Since I started eating closer to home, I've had a great time getting to know the farmers who grow my food. I've become more curious about the history and, I suppose, anthropology of local food. After finishing Everett Rau's memoir, Stand Tall, I still stop by to chat with him and his wife, Peg, in their hilltop farmhouse. During one of our visits, Peg brought out a treasure trove of handwritten cookbooks from her mother, grandmother, and grandmother-in-law, along with her own box of recipe cards, which she began the year she married Ev.
My hands trembled when I opened the old notebooks, carefully turning their food-stained pages, brittle with age. Determined to preserve them, I carefully scanned the notebooks and cards and sat with Peg as she regaled me with stories of Grange dinners and favorite family recipes. At 93, Peg doesn't cook anymore, but she is passionate about nutrition and can still recall the first time she tried many of the recipes in her collection.

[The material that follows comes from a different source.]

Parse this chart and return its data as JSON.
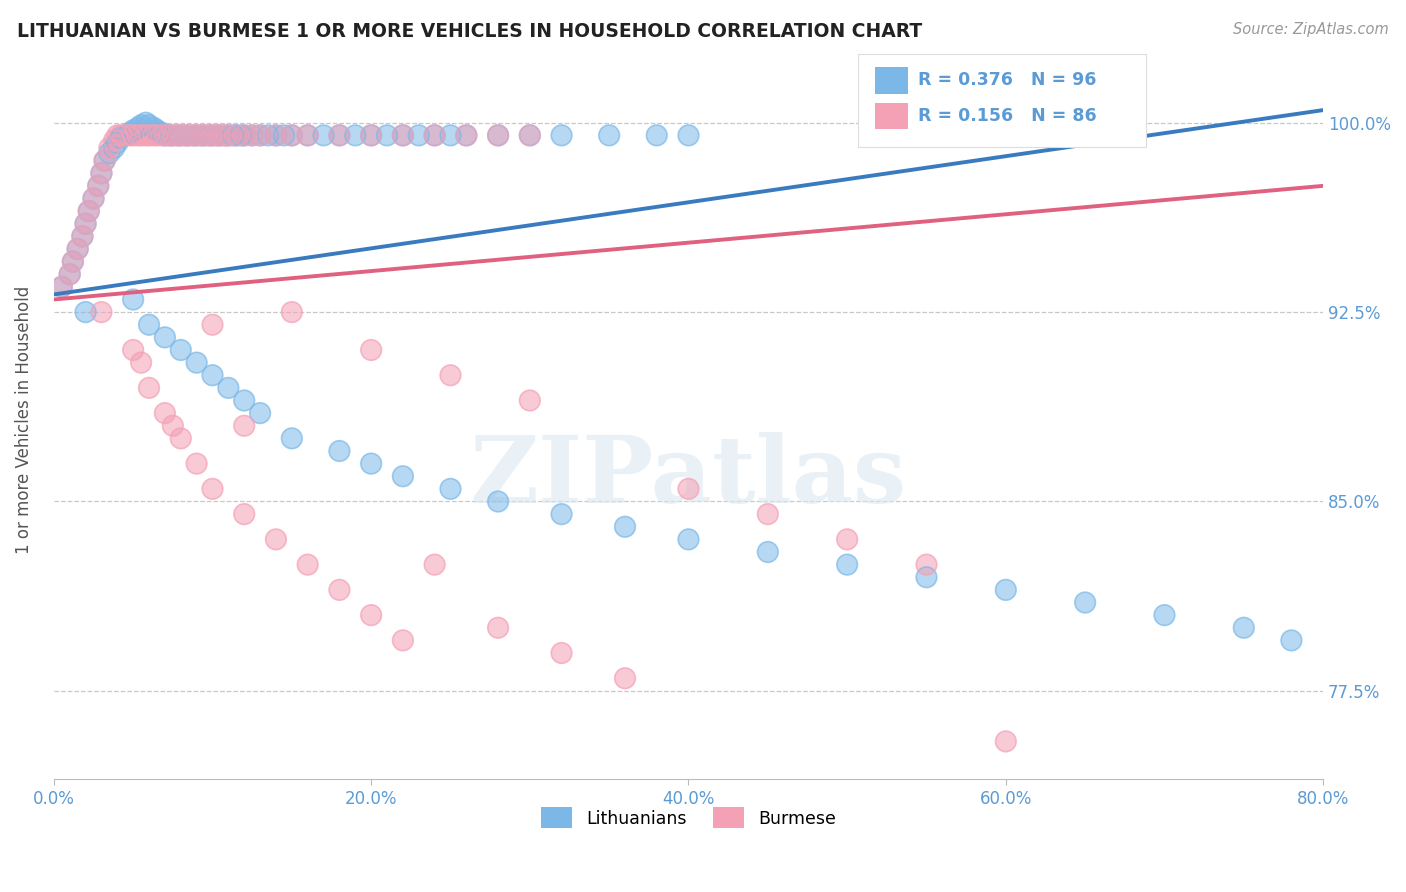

Heirloom Recipes focuses on a handwritten cookbook begun by Everett's grandmother, Sarah Ogsbury, in 1891. We know the year because she used a complimentary journal from a thread company that is stamped with the date. Throughout the book is elegant ink penmanship from Sarah, who was a teacher, interspersed with clumsier pencil recipes from young women. The girls' writing is in several different hands, presumably her daughters, Margaret and Elizabeth. When Peg found the book in a drawer after she married Everett, she also found newspaper clippings, which she pasted, as if in a scrapbook. She says she never saw her mother-in-law, Margaret, use the cookbook, because Margaret had "all the recipes in her head."